Working closely with SAP’s Solution Value Advisory team, IPG has also joined the SAP Reference Program, sharing its success story with other enterprise customers navigating similar challenges.

Heading Toward a Business Data Cloud Future

Looking forward, Ozalp sees immense potential in SAP’s Business Data Cloud and its partnership with Databricks, particularly for accelerating insights and reducing time-to-market for analytics.

“Some people really need raw data to create their own queries,” he says. “But I’d like to see data products that are integrated with other SAP tools and can be easily consumed. That’s the urgency — reducing time to business insight.”

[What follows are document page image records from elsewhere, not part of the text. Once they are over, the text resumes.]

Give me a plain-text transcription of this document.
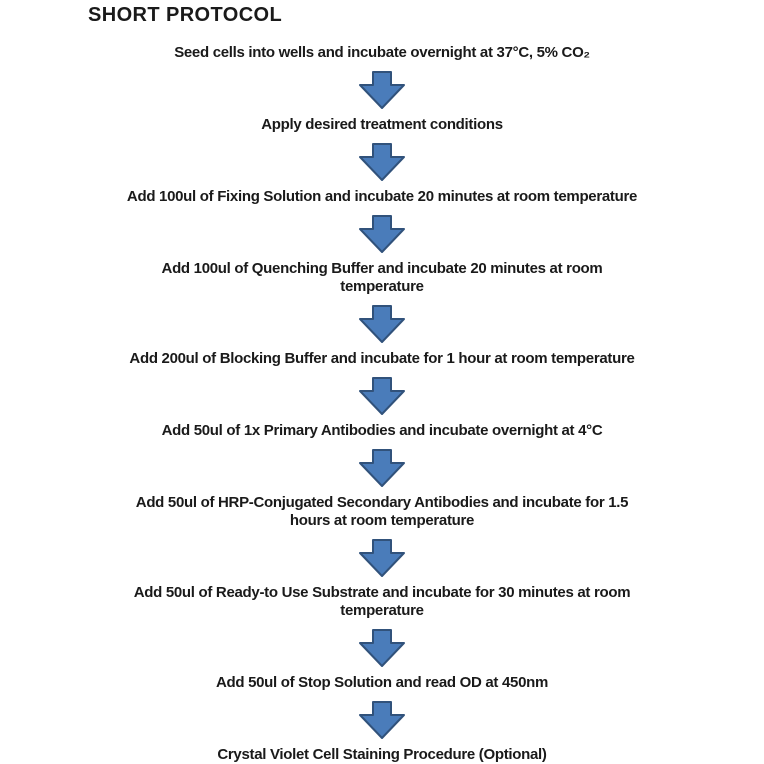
SHORT PROTOCOL
Seed cells into wells and incubate overnight at 37°C, 5% CO₂
Apply desired treatment conditions
Add 100ul of Fixing Solution and incubate 20 minutes at room temperature
Add 100ul of Quenching Buffer and incubate 20 minutes at room
temperature
Add 200ul of Blocking Buffer and incubate for 1 hour at room temperature
Add 50ul of 1x Primary Antibodies and incubate overnight at 4°C
Add 50ul of HRP-Conjugated Secondary Antibodies and incubate for 1.5
hours at room temperature
Add 50ul of Ready-to Use Substrate and incubate for 30 minutes at room
temperature
Add 50ul of Stop Solution and read OD at 450nm
Crystal Violet Cell Staining Procedure (Optional)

He envisions a future where standardized data products and automated KPI dashboards eliminate the need for manual reporting. “The good news is that SAP has come to a good place with all their acquisitions,” he adds, “and that’s helping move us closer to that vision.”

A Transformation That Defines What’s Next

From a tangle of disconnected systems to a unified procurement ecosystem, IPG’s transformation underscores how technology and teamwork can thrive even under the most challenging conditions.

“In the end, it’s about creating one source of truth and one way of doing business,” says Ozalp. “It’s not just about efficiency; it’s about agility and insight.”

And for a company that takes its marketing seriously, Supplier Wise has become more than a brand name. It’s a philosophy that reflects the wisdom gained from navigating a transformation through one of the most turbulent times in modern business history.